冯年年不敢停歇,一遍又一遍,不厌其烦地重复着这个动作。
水盆里的水换了一次又一次,她的手臂因为反复抬起、擦拭而变得酸软,额上也沁出了细密的汗珠,她却浑然不觉,所有的注意力都集中在崔羡身上,密切关注着他体温的每一丝变化。
间隙里,她又用另一条干净的棉布蘸取温水,小心翼翼地滋润他干裂的嘴唇,生怕他因缺水而更加虚弱。
时间在焦灼的守护中缓慢流逝,窗外漆黑的夜色逐渐透出一点朦胧的灰白。
冯年年不知道自己重复了多少次这样的动作,只觉得浑身像是散了架一样疲惫。
终于,在天光将亮未亮之时,她欣喜地发现,崔羡脸颊上那不正常的绯红渐渐褪去,滚烫的体温也开始下降。
她连忙用手背再次贴了贴他的额头,感受到那令人心安的正常温度,一直紧绷的心弦才骤然松弛下来。

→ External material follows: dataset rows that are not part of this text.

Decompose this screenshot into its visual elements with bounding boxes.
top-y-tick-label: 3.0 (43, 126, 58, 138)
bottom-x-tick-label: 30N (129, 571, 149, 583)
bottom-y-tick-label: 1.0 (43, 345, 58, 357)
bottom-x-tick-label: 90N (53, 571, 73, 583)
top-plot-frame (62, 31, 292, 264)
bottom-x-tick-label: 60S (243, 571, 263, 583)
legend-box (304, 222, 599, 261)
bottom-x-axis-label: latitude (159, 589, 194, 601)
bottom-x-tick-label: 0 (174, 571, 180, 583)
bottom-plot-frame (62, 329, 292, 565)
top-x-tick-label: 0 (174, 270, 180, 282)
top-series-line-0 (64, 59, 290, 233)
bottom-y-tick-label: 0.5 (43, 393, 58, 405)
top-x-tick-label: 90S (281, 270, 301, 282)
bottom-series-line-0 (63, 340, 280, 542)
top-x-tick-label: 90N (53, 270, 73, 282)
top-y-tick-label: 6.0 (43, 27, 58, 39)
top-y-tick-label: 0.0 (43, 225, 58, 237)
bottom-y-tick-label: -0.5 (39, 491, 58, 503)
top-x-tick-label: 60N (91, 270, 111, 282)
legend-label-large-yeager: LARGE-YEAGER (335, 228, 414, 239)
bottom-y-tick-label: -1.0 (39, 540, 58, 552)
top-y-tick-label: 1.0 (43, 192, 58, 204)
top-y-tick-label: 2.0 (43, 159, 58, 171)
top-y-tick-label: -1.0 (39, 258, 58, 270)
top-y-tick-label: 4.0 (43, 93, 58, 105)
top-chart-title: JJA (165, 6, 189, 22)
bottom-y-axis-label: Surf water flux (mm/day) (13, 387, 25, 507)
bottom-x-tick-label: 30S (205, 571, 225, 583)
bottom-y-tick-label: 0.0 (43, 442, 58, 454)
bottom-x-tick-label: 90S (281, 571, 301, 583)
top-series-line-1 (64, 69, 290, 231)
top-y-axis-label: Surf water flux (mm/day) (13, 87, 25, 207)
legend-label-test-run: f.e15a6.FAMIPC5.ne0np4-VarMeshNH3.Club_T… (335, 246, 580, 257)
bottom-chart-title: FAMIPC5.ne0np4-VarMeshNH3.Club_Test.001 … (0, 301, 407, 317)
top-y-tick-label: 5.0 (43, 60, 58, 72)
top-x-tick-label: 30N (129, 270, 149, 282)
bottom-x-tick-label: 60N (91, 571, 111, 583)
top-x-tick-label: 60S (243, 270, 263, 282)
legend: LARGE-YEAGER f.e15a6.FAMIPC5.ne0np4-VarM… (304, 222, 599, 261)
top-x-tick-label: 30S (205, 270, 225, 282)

巨大的疲惫感如同潮水般瞬间将她淹没。她双腿一软,虚脱般跌坐回床边的绣墩上,长长地舒了一口气,这才感觉到后背的衣裳早已被汗水浸湿。
危机暂时解除,精神一放松,极度的困倦便排山倒海般袭来。
她怔怔地凝视着崔羡沉睡中恢复平静的容颜,他呼吸变得均匀绵长,虽然依旧虚弱,但至少不再是那副令人心惊胆战的模样。
她的眼皮越来越沉重,开始不受控制地打架。支撑着身体的手臂也渐渐发软,最终,她再也抵挡不住那汹涌的睡意,身子慢慢地,小心翼翼地伏在了床沿,脸颊贴着他还带着些许凉意的手背,就这样保持着守护的姿势,沉沉地睡了过去。